Бабушка всю жизнь проработала фельдшером в больнице, была чистоплотной, боялась всяких микробов и умерла после войны от того, что случайно уколола палец иглой от шприца. А руки у деда и в самом деле всегда были грязными, обросшими до самых ногтей густой шерстью и всегда какими-то скрюченными, словно и впрямь птичьи лапы. Однако при этом они не вызывали брезгливости или отвращения, напротив, казались желанными – возможно, потому, что его лесные гостинцы становились необычайным лакомством. На вид простая сера, которую колупают с лиственниц, но когда ее приносил дед, жевал, мял и заталкивал в рот, она становилась вкуснее и слаще шоколада. Можно было жевать ее бесконечно долго и даже уснуть с серой во рту, чтобы проснуться утром от радости, что она есть и хватит еще до вечера.

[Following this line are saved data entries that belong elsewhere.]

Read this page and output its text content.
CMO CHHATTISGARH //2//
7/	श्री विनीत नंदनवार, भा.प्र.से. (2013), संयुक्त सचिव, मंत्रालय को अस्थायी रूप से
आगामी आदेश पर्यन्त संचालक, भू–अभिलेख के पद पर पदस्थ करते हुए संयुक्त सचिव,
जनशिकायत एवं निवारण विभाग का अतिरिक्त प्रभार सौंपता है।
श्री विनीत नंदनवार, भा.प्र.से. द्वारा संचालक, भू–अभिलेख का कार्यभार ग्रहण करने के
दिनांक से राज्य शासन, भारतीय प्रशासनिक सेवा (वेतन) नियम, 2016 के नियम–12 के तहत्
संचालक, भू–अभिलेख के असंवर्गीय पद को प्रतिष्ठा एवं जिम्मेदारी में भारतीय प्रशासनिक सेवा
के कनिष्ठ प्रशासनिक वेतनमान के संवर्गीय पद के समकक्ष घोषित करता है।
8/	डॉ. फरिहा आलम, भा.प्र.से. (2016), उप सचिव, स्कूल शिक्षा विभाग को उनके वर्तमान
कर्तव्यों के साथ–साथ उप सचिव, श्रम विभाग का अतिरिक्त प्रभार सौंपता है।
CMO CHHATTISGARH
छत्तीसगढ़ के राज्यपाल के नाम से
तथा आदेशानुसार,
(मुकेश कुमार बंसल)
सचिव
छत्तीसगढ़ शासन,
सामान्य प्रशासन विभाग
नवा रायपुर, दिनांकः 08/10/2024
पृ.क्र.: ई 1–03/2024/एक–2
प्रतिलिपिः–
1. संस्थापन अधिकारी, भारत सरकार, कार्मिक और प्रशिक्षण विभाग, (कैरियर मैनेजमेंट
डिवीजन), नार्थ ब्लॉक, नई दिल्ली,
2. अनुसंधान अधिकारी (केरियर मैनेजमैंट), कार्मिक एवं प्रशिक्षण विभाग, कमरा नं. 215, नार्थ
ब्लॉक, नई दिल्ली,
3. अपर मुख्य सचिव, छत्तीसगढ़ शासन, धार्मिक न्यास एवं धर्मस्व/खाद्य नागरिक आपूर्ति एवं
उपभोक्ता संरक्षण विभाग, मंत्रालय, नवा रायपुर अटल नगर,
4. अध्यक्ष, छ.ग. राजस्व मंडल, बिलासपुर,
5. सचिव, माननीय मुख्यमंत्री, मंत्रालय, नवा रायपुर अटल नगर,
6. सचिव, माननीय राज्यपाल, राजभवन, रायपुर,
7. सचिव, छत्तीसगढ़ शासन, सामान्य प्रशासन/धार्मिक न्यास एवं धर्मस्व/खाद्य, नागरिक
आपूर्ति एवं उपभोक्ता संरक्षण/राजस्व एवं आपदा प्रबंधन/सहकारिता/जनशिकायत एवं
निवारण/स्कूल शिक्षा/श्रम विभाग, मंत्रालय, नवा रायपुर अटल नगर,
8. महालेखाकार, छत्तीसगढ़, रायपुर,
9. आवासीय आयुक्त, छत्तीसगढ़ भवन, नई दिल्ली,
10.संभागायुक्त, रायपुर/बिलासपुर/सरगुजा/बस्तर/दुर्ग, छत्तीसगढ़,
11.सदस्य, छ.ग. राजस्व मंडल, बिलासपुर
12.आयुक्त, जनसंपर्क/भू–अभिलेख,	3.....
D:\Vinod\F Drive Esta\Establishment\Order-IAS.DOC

Однажды перед самой войной дед почему-то не принес гостинца, а только склонился над ним и потрепал жесткими, как клюв, пальцами за подбородок – это была ласка, от которой стало больно.
– Нету нынче серы, – сказал торопливо. – В другой раз будет.

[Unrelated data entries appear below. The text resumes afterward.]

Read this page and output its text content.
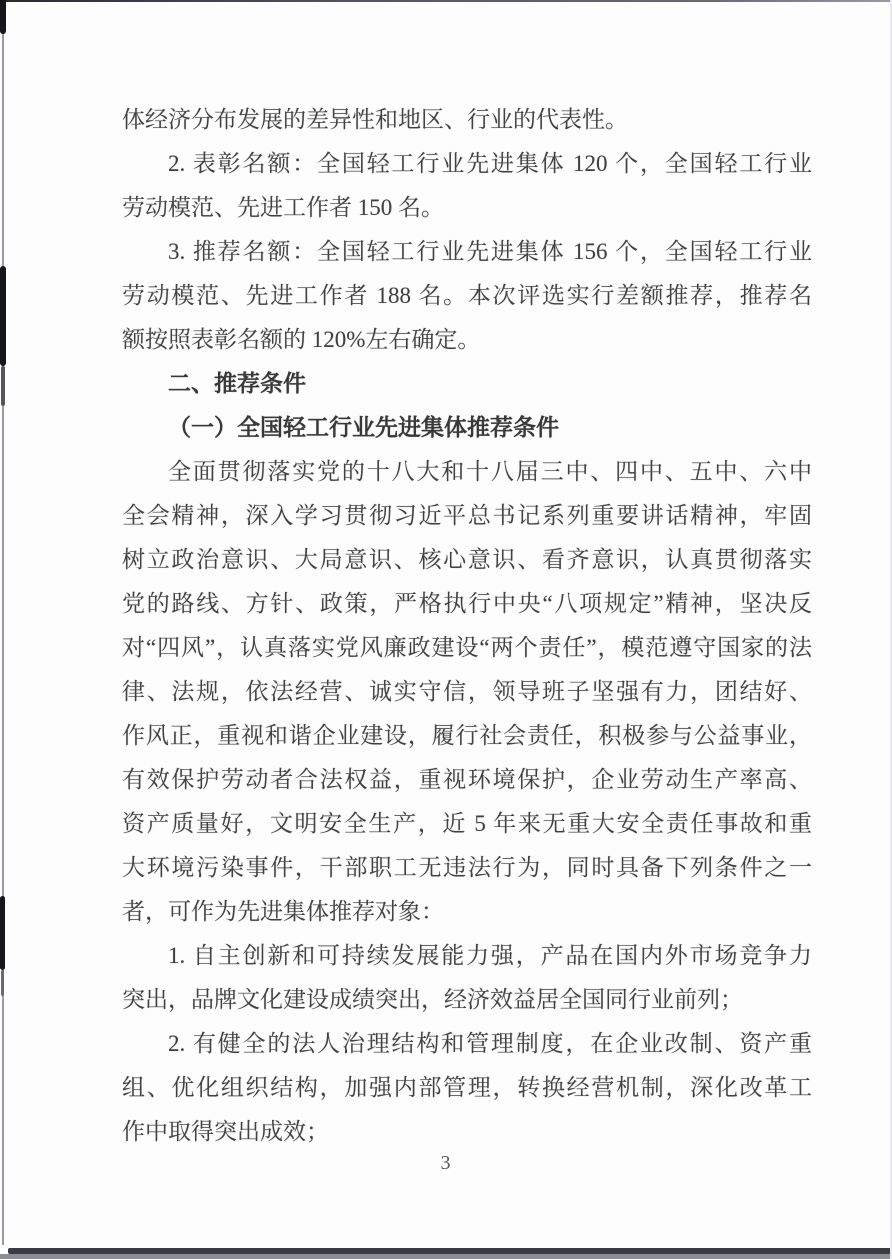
体经济分布发展的差异性和地区、行业的代表性。
2. 表彰名额：全国轻工行业先进集体 120 个，全国轻工行业
劳动模范、先进工作者 150 名。
3. 推荐名额：全国轻工行业先进集体 156 个，全国轻工行业
劳动模范、先进工作者 188 名。本次评选实行差额推荐，推荐名
额按照表彰名额的 120%左右确定。
二、推荐条件
（一）全国轻工行业先进集体推荐条件
全面贯彻落实党的十八大和十八届三中、四中、五中、六中
全会精神，深入学习贯彻习近平总书记系列重要讲话精神，牢固
树立政治意识、大局意识、核心意识、看齐意识，认真贯彻落实
党的路线、方针、政策，严格执行中央“八项规定”精神，坚决反
对“四风”，认真落实党风廉政建设“两个责任”，模范遵守国家的法
律、法规，依法经营、诚实守信，领导班子坚强有力，团结好、
作风正，重视和谐企业建设，履行社会责任，积极参与公益事业，
有效保护劳动者合法权益，重视环境保护，企业劳动生产率高、
资产质量好，文明安全生产，近 5 年来无重大安全责任事故和重
大环境污染事件，干部职工无违法行为，同时具备下列条件之一
者，可作为先进集体推荐对象：
1. 自主创新和可持续发展能力强，产品在国内外市场竞争力
突出，品牌文化建设成绩突出，经济效益居全国同行业前列；
2. 有健全的法人治理结构和管理制度，在企业改制、资产重
组、优化组织结构，加强内部管理，转换经营机制，深化改革工
作中取得突出成效；
3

Он сначала чуть не заплакал, но дед погрозил кривым пальцем.
– Сам наколупаешь, не маленький. Я сейчас пойду бабку стращать, а ты не подглядывай.
Он не собирался подглядывать, а хотел лишь заступиться за бабушку, если дед станет обижать. Вылез из постели, подкрался к занавеске и замер: Сыч схватил бабушку в свои когти, повалил на кровать, сам же залез сверху и стал ее давить. Пыхтит и давит, а она почему-то не сопротивляется и на помощь не зовет, а лишь стонет жалобно и шепчет:
– Ой, Федор, да когда же ты угомонишься...

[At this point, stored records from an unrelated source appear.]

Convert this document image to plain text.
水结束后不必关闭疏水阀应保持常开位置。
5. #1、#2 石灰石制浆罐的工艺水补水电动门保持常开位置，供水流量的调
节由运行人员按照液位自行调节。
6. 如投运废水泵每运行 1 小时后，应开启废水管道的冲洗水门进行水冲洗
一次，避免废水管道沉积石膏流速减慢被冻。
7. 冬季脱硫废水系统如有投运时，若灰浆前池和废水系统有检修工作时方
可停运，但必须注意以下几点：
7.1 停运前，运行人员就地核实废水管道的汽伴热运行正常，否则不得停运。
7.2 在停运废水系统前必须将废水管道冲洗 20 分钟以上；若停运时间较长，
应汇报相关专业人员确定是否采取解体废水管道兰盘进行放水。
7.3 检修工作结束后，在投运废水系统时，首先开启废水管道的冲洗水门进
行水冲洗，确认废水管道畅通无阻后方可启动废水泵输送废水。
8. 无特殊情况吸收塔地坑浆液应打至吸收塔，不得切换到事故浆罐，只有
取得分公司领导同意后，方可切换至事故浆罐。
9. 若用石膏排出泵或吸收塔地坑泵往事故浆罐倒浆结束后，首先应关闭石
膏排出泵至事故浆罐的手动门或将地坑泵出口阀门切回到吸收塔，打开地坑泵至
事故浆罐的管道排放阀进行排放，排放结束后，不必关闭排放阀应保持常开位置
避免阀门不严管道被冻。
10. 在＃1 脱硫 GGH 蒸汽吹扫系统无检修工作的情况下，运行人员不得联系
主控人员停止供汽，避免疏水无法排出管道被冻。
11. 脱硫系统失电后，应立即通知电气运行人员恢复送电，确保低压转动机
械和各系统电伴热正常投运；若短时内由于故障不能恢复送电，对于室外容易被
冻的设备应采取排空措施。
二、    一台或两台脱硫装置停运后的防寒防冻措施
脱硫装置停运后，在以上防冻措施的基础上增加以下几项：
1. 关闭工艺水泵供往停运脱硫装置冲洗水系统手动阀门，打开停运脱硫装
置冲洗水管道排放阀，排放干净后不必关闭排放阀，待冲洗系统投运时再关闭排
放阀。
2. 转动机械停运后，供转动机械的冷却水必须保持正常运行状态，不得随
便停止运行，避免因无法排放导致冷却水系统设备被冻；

От такого зрелища стало страшно и чудно, он залез под одеяло, накрылся с головой, а дед настращал свою бабку, подхватил заготовленный мешок и улетел.
Она потом наказывала, предупреждала, чтоб молчал и никому не рассказывал про него, но все соседи уже откуда-то знали, что ночью прилетал Сыч, и громко, с удовольствием это обсуждали, а ему почему-то было стыдно.
Потом Сыч куда-то улетел и больше ни разу не появлялся.
И вот дядя поднес ему зеркало.
– Ты деда своего помнишь? Гляди теперь сам. Похож?